I cannot imagine humans writing symphonies they suspect would never be played. Novels that would never be read. Or wandering around the Orion Arm, leaving titanic sculptures that no one would ever see.

—Soli Chung, Lost in Time, 2194

Chapter 3

THE RIDE TO Lalande 21185 took a long thirty hours. Priscilla got no sleep to speak of and developed a seething anger that the authorities at Union hadn’t told them more. How did they know there was a bomb? How many people were on board the Gremlin? Had they succeeded in warning the pilot?

“Relax,” Jake told her. “We can’t do anything until we get there. There’s a decent chance it’s all a false alarm anyhow. Consider it part of the certification process. If you get your license, there’ll be other emergencies. Nothing matters more than how you respond when things go wrong.”

She got the message.

 * * *

PRISCILLA HAD SPENT the morning reading while Jake watched a romantic comedy with himself in the starring role. Then they decided to do a virtual tour of the pyramids, which evolved into a round of the game That’s My Mummy. They were near the end when Benny froze it and sounded a few notes from “Love in the Dark” to gain their attention. “Captain Hutchins,” he said, “we are five minutes from transiting back into normal space.”

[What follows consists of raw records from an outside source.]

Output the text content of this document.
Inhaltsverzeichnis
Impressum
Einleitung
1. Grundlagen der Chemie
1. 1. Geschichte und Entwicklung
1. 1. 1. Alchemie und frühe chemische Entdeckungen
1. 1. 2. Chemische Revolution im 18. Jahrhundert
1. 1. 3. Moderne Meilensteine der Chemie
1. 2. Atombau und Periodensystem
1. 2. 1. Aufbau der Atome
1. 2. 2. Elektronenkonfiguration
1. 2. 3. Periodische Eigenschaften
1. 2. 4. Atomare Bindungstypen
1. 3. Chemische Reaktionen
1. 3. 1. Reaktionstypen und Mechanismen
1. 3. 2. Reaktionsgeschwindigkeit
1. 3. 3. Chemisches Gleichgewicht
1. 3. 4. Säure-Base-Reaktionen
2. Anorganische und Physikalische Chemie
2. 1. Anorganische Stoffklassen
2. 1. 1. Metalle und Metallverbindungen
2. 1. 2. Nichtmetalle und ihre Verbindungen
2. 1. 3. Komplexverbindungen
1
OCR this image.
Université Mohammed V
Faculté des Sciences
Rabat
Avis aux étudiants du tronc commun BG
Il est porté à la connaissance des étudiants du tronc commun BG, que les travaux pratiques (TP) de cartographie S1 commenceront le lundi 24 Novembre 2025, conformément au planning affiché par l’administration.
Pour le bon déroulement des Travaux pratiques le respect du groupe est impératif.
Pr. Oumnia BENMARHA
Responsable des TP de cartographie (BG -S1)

Priscilla had cornered Jake’s Egyptologist and was about to finish him off. “Give up?” she asked.

“His prospects aren’t good, are they?” He shrugged, threw up his hands, and switched the system off. They started for the bridge. Tawny, a cat they’d rescued earlier in the flight, appeared from somewhere and began following her. She paused to gather her into her arms. “You guys have really bonded, haven’t you?” said Jake.